Die Letzte Generation

© BIO AUSTRIA/Liebentritt

Ist das Klima noch zu retten?

Auf den Straßen kleben sich junge Menschen fest, und fordern so den Zorn der blockierten Autofahrer:innen heraus. Bei manchen kehrt der Frust über die gestohlene Zeit deren schlechteste Seiten heraus – teils mit Gewalt versuchen sie die Blockade aufzulösen. Haben sie recht? Und …

… richtet sich ihre Wut gegen die Richtigen?

Worum geht es denn?

Auf der einen Seite verzweifelte, vorwiegend junge Menschen, die nicht länger zusehen wollen, wie ihre Zukunft wirtschaftlichen Interessen geopfert wird. Die Schülerin Greta Thunberg hat 2018 mit ihren hartnäckigen Freitagstreiks eine weltweite Bewegung, Fridays for Future, ins Rollen gebracht. Sie hat den bisher Ungehörten Hoffnung gegeben, etwas verändern zu können. Gefühlt haben erstmals seit den 1980iger Jahren, als Bürger:innenbewegungen das Atomkraftwerk Zwentendorf und das Wasserkraftwerk Hainburg erfolgreich verhinderten, Einzelne wieder die Chance etwas zu bewirken. Deshalb kleben sie sich auf die Straßen, um ihre Forderungen gegen den Klimawandel, wie ein Tempolimit von 100 auf der Autobahn, nicht ungehört verhallen zu lassen.  
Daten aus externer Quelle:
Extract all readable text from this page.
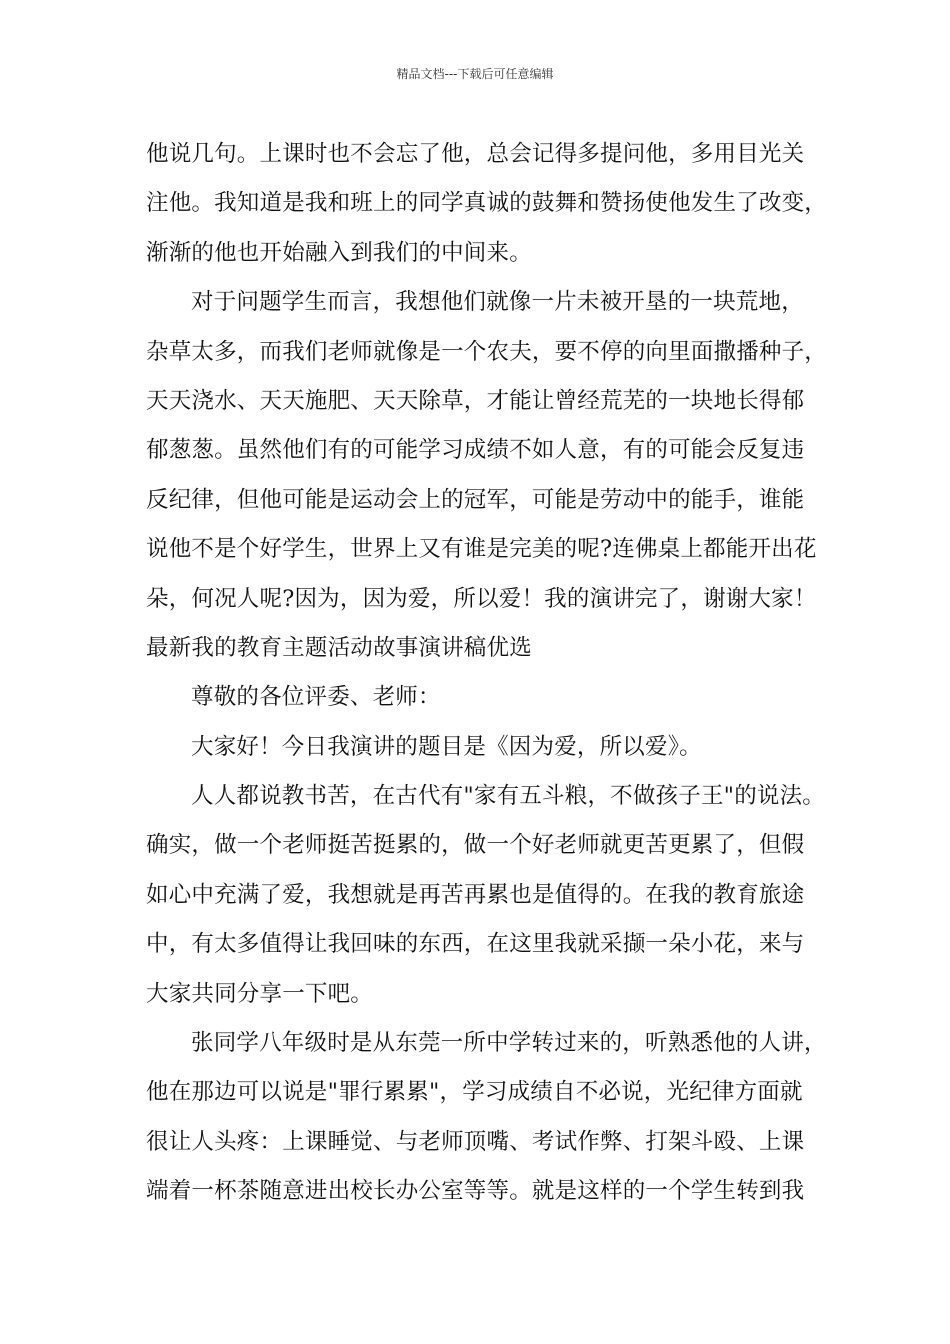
精品文档---下载后可任意编辑
他说几句。上课时也不会忘了他，总会记得多提问他，多用目光关
注他。我知道是我和班上的同学真诚的鼓舞和赞扬使他发生了改变，
渐渐的他也开始融入到我们的中间来。
对于问题学生而言，我想他们就像一片未被开垦的一块荒地，
杂草太多，而我们老师就像是一个农夫，要不停的向里面撒播种子，
天天浇水、天天施肥、天天除草，才能让曾经荒芜的一块地长得郁
郁葱葱。虽然他们有的可能学习成绩不如人意，有的可能会反复违
反纪律，但他可能是运动会上的冠军，可能是劳动中的能手，谁能
说他不是个好学生，世界上又有谁是完美的呢?连佛桌上都能开出花
朵，何况人呢?因为，因为爱，所以爱！我的演讲完了，谢谢大家！
最新我的教育主题活动故事演讲稿优选
尊敬的各位评委、老师：
大家好！今日我演讲的题目是《因为爱，所以爱》。
人人都说教书苦，在古代有"家有五斗粮，不做孩子王"的说法。
确实，做一个老师挺苦挺累的，做一个好老师就更苦更累了，但假
如心中充满了爱，我想就是再苦再累也是值得的。在我的教育旅途
中，有太多值得让我回味的东西，在这里我就采撷一朵小花，来与
大家共同分享一下吧。
张同学八年级时是从东莞一所中学转过来的，听熟悉他的人讲，
他在那边可以说是"罪行累累"，学习成绩自不必说，光纪律方面就
很让人头疼：上课睡觉、与老师顶嘴、考试作弊、打架斗殴、上课
端着一杯茶随意进出校长办公室等等。就是这样的一个学生转到我
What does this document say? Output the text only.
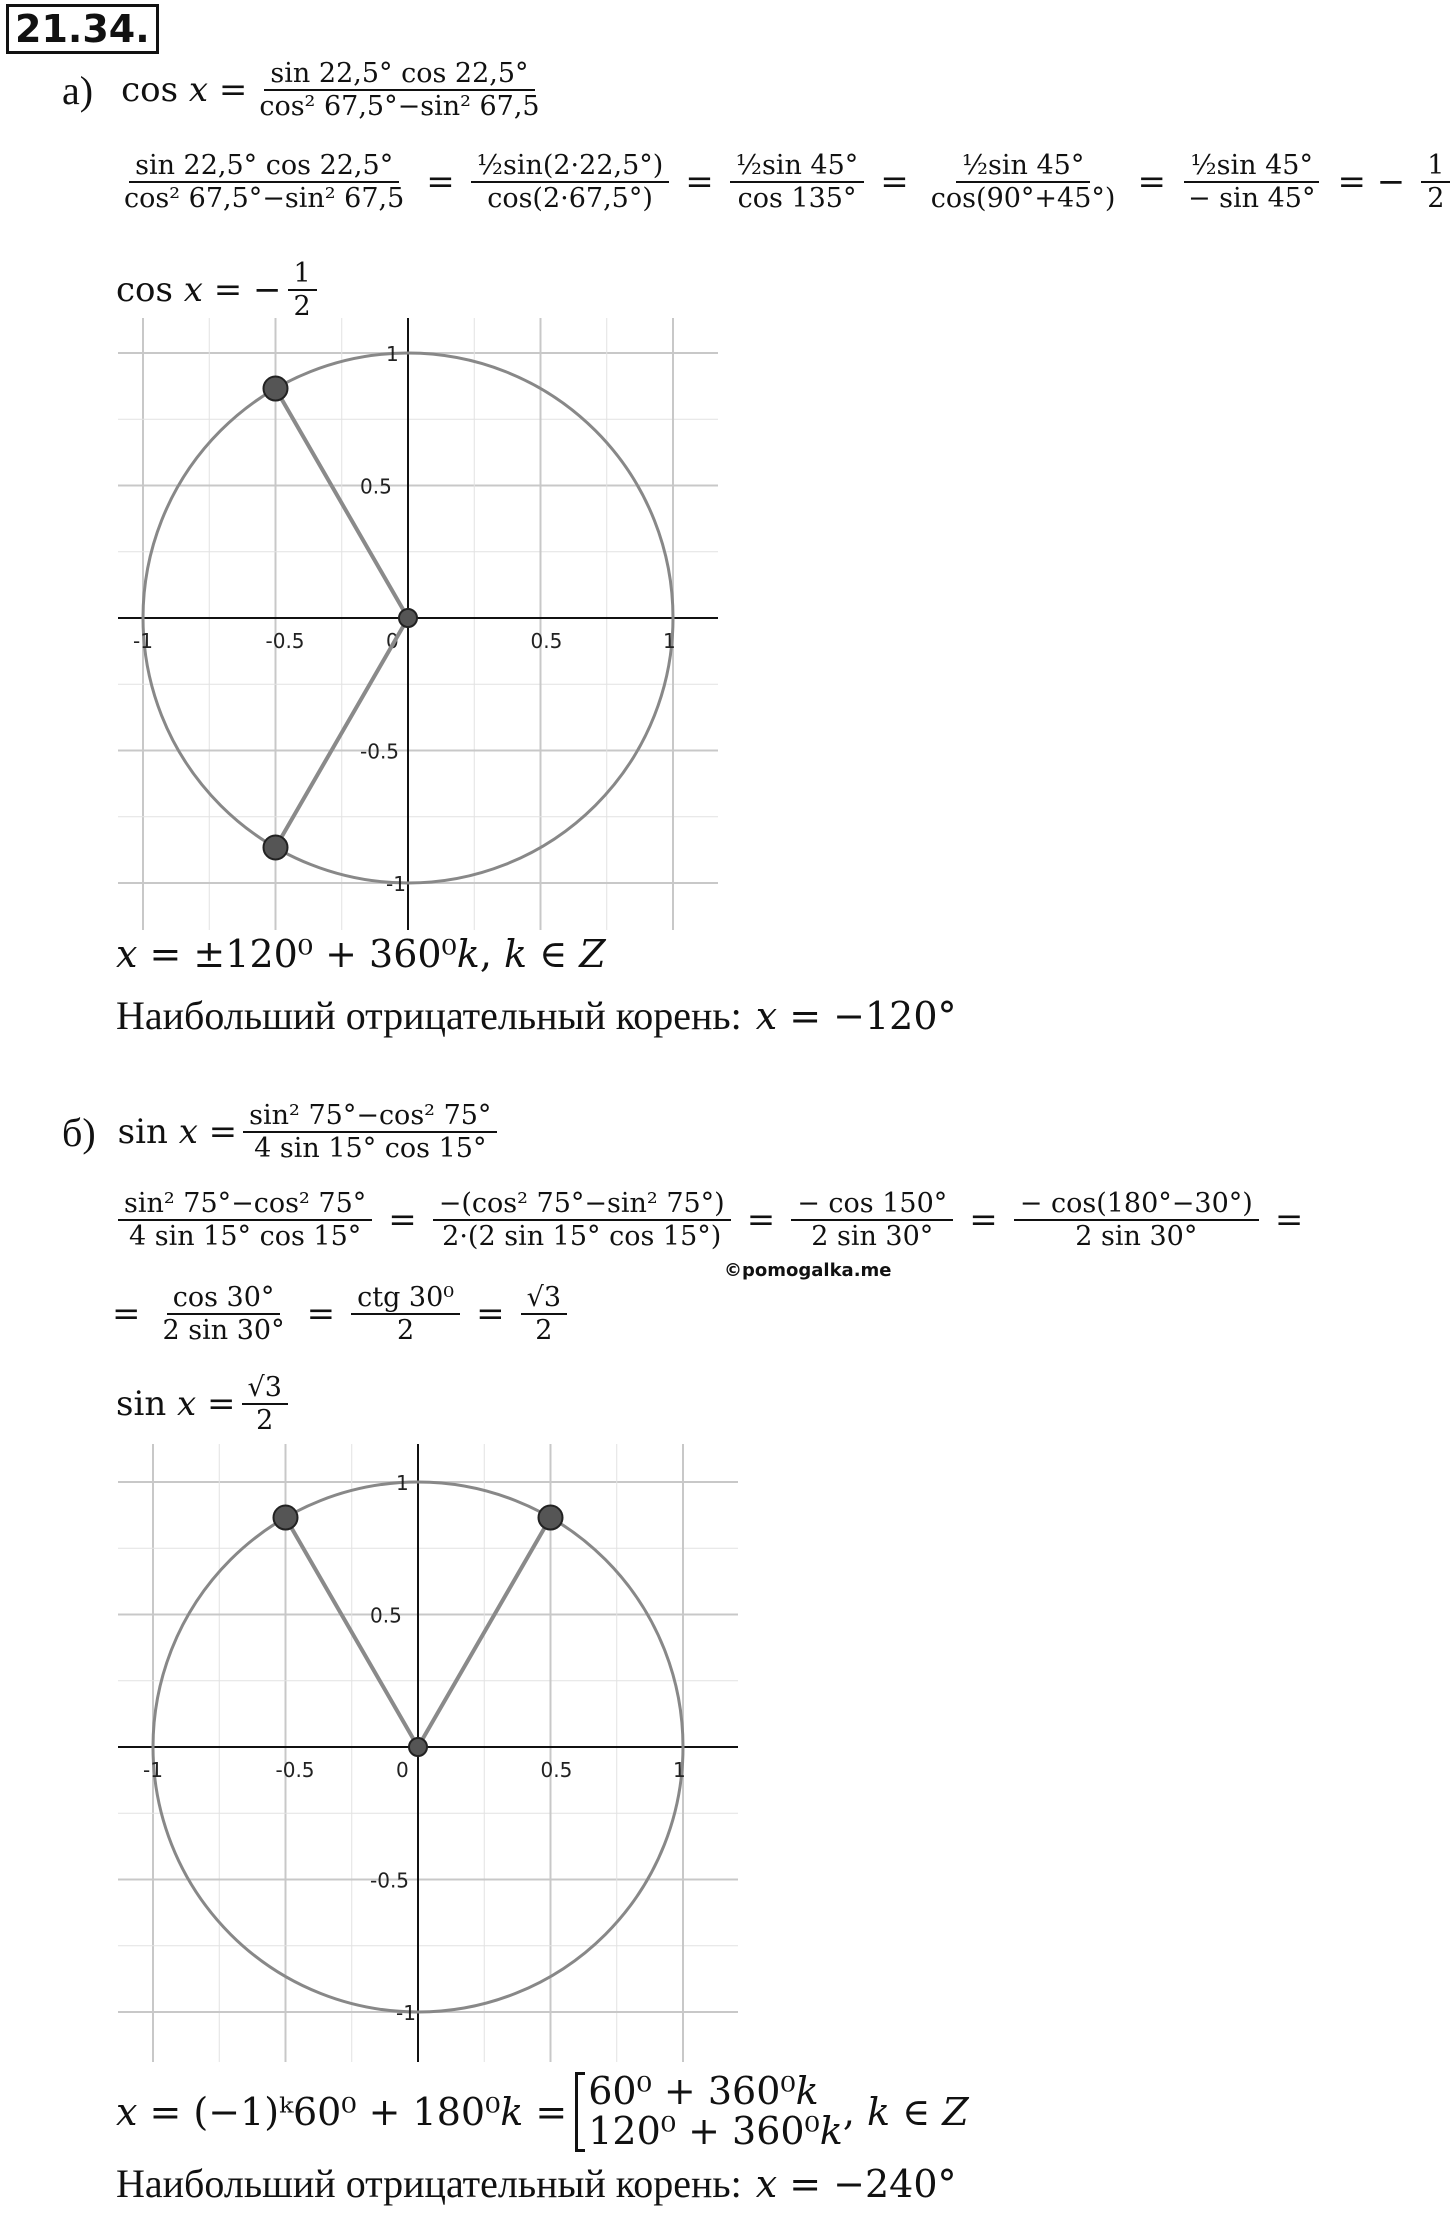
21.34.
а) cos 𝑥 = $\frac{\sin 22,5^\circ \cos 22,5^\circ}{\text{cos² 67,5°−sin² 67,5}}$
$\frac{\sin 22,5^\circ \cos 22,5^\circ}{\text{cos² 67,5°−sin² 67,5}} = \frac{\text{½sin(2·22,5°)}}{\cos(2\cdot 67,5^\circ)} = \frac{\text{½sin 45°}}{\cos 135^\circ} = \frac{\text{½sin 45°}}{\cos(90^\circ+45^\circ)} = \frac{\text{½sin 45°}}{- \sin 45^\circ}$ = − $\frac{1}{2}$
cos 𝑥 = − $\frac{1}{2}$
-1	-0.5	0	0.5	1
1
0.5
-0.5
-1
𝑥 = ±120⁰ + 360⁰𝑘, 𝑘 ∈ 𝑍
Наибольший отрицательный корень: 𝑥 = −120°
б) sin 𝑥 = $\frac{\text{sin² 75°−cos² 75°}}{4 \sin 15^\circ \cos 15^\circ}$
$\frac{\text{sin² 75°−cos² 75°}}{4 \sin 15^\circ \cos 15^\circ} = \frac{\text{−(cos² 75°−sin² 75°)}}{2\cdot(2 \sin 15^\circ \cos 15^\circ)} = \frac{- \cos 150^\circ}{2 \sin 30^\circ} = \frac{- \cos(180^\circ-30^\circ)}{2 \sin 30^\circ}$ =
©pomogalka.me
= $\frac{\cos 30^\circ}{2 \sin 30^\circ} = \frac{\text{ctg 30⁰}}{2} = \frac{√3}{2}$
sin 𝑥 = $\frac{√3}{2}$
-1	-0.5	0	0.5	1
1
0.5
-0.5
-1
𝑥 = (−1)ᵏ60⁰ + 180⁰𝑘 = 60⁰ + 360⁰𝑘
120⁰ + 360⁰𝑘 , 𝑘 ∈ 𝑍
Наибольший отрицательный корень: 𝑥 = −240°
Auf der anderen Seite Autofahrer:innen, die verständlicherweise verärgert sind, weil sie nicht vorwärts kommen. Teile der Presse schüren durch Meldungen von feststeckenden Krankenwägen und durch die Kriminalisierung der Aktivist:innen den Zorn weiter. Aber sollte sich der Zorn der Lenker:innen nicht eher gegen diejenigen richten, die ihnen keine vernünftigen Alternativen z.B. in Form von öffentlichem Verkehr anbieten? Die ohne Rücksicht auf Verluste weiter machen wollen wie bisher? Die nichts an unserem Wirtschafts- und Finanzsystem, das Wachstum braucht um stabil zu sein, ändern wollen? Einem System, das uns einredet, dass wir Sinn durch Konsum erfahren, dass Status etwas über unseren Wert als Mensch aussagt?

Am Wissen liegt’s nicht

Eigentlich wissen wir alles. Internationale Wissenschafter:innen liefern seit Jahrzehnten Informationen zu den Folgen unbegrenzten Wachstums in einer Welt begrenzter Ressourcen. Sie entwerfen unterschiedliche Szenarien, die auch den Klimawandel als ein Symptom der Übernutzung umreißen.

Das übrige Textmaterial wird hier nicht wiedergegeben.